Three Degrees of Preparation

Keanu Asing, Andrew Doheny, and Evan Valiere on how to warm up

When it comes to how we warm up for a session, there are as many variations as there are lineups in the world. Some surfers utilize ancient Eastern techiniques, others rely on jump ropes and sprints, and some surfers don’t do a damn thing. To showcase the spectrum, we called on Evan Valiere, Andrew Doheny, and Keanu Asing, all accomplished surfers with a very different perspective on what needs to be done on the land to excel in the water.

Evan Valiere, looking calm as a Hindu cow pulling into Pipeline pit. Photo: Lowe-White

Get Zen. To keep his mind and body on point, Evan Valiere has become a devout fan of Qi Gong, a set of Chinese excercieses that date back 4,000 years. “I've been doing something called Qi Gong for a long time now.
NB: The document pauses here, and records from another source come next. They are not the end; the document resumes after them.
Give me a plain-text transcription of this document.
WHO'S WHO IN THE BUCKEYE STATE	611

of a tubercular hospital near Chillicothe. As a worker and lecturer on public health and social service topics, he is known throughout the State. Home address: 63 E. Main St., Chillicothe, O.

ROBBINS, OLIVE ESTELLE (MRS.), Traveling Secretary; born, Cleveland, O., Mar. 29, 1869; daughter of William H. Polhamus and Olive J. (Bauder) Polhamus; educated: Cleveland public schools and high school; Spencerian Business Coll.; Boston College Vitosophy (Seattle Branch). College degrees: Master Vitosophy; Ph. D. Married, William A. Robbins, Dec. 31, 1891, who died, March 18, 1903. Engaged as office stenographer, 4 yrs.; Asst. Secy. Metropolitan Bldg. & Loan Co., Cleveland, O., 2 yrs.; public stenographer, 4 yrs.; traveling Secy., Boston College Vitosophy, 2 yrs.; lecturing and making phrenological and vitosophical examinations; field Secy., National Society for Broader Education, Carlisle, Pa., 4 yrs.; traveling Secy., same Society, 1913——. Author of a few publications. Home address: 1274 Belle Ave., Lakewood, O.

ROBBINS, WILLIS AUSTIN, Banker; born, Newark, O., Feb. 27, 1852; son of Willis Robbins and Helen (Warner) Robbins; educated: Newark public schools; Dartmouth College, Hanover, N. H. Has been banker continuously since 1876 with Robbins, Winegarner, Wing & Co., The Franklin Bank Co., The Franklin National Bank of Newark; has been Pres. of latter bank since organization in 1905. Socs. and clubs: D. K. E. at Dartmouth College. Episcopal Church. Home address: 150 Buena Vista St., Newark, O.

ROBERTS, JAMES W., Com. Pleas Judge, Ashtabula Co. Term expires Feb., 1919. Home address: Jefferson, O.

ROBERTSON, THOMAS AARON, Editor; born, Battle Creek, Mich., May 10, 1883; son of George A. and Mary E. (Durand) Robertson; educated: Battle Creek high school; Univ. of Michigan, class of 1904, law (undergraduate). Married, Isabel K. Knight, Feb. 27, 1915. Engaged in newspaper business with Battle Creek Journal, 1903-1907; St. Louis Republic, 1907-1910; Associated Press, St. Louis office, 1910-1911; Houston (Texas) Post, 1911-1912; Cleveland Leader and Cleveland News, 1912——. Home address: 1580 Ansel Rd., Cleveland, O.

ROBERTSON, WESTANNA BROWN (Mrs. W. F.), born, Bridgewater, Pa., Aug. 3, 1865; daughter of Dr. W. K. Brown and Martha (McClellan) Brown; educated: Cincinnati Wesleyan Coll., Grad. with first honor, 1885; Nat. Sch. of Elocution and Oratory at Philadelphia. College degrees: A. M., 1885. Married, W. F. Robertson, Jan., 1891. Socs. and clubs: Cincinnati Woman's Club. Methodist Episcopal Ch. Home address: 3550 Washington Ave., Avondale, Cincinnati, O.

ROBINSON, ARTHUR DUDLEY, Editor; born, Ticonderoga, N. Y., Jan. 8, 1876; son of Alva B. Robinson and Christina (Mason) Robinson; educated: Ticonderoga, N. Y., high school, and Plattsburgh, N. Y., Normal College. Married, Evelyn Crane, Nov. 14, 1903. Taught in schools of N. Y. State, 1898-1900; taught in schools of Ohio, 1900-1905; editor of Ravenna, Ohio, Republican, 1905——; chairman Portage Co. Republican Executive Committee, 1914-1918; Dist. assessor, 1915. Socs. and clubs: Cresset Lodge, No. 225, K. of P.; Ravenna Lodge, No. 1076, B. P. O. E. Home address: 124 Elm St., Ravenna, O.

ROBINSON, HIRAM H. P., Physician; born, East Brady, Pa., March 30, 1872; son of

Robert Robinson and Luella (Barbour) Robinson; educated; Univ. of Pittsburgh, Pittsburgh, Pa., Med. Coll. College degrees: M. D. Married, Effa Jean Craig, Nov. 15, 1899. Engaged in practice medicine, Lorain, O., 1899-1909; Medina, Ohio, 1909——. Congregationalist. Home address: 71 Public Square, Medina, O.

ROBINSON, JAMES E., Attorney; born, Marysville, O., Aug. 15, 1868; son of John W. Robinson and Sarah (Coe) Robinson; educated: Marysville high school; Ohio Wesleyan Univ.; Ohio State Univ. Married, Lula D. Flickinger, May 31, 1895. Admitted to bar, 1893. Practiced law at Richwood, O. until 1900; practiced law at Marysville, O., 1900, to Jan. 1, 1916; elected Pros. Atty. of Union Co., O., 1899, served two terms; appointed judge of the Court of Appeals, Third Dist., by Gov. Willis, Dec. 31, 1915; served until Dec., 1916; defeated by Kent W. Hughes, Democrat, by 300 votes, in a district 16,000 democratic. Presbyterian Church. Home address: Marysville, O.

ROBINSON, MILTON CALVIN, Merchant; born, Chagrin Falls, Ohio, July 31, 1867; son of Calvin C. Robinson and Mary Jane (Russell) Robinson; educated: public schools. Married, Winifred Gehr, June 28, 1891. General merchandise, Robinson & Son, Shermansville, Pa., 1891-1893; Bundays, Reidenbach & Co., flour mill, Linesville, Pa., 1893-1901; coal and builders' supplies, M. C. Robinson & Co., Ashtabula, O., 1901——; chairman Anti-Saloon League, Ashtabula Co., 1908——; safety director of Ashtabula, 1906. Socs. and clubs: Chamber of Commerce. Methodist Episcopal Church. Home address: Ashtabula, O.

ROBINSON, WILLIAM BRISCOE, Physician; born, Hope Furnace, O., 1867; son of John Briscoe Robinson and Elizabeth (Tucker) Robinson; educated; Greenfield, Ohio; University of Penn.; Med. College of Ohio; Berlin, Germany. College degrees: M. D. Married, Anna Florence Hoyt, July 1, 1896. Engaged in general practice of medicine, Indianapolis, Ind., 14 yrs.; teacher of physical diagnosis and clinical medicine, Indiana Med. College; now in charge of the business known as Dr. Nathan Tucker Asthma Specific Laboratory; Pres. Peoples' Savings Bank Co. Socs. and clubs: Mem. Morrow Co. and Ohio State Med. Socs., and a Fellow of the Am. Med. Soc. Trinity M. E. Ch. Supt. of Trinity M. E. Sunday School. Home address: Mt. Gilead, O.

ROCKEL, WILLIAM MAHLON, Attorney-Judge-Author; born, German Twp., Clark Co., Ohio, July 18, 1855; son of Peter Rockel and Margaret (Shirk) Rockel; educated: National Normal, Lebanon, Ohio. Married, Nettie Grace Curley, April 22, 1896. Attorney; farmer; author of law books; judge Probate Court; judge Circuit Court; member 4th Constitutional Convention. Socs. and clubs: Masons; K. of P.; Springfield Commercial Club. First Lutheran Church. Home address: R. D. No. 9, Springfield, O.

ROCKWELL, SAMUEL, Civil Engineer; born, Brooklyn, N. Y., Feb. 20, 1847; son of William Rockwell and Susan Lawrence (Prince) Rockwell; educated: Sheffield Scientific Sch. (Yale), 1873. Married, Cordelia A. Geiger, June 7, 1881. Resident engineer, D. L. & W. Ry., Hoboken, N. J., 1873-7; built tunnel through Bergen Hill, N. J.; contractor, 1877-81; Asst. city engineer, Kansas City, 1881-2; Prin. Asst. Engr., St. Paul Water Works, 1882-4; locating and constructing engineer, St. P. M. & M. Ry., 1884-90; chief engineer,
It's an old Chinese practice that helps focus your mind and body through rhythmic breathing and stretching,” says Valiere. “I've gotten really into it and have really felt the effects on my body and surfing. I had a knee injury that just wouldn't really heal and I feel like I finally got ahead of it through Qi Gong. I spend about half an hour every day doing the excercises and I'd really recommend it to anyone. It really mellows me out and gives me a peaceful feeling. Overall, it's a practice that creates health and longevity and I feel great. I'm super stoked on it.”

Keanu Asing, staying focused on making his exit. Photo: Lowe-White

Warm up Your Mind and Body. Believing that surfing is equal parts mental and physical, Keanu Asing has placed a premium on getting his mind and body in line. “I try to warm up without going overboard before I paddle out,” says Keanu. “I basically warm up my joints and fast-twitch muscles to get my blood going and get loose. I’ll do a couple of lunges and try and work on extending my arms, legs, and hips to get the blood going. That’s the physical part, but I also do a few quick sets of mental exercises to get my head straight. I’ll close my eyes for a second, take five deep breaths, and try to focus without making myself too psyched. I want to try and put myself in the moment, get my concentration, and really enjoy what I’m about to do. I think you have to have your mind and body working together. The whole thing takes about 15 minutes and really gets me ready for a session.”

Andrew Doheny's training routine (or complete lack thereof) seems to be paying off in the lineup. Photo: Frieden

Do Absolutely Nothing. To become one of the most progressive surfers of his generation, Andrew Doheny has set up a rigid pre-surf regimen that involves him doing nothing. No stretching, no breathing exercises, no pump-up music. Nothing. “I just surf,” says Droid. “To be honest, I don't really do anything to warm up before a session. I don't train at all and I don't even really stretch. I don't even really equate music to surfing like some people do. I'll listen to music to feel good, but not to get me amped to go surfing. So I really don't do much of anything to warm up. Actually, lately I've been really hating how much I have to paddle and I feel like I've been doing way too much of it when I surf. To fix that, I've been shaping my boards thicker to make them paddle faster and make it a little easier on myself. I don't know, I just surf.”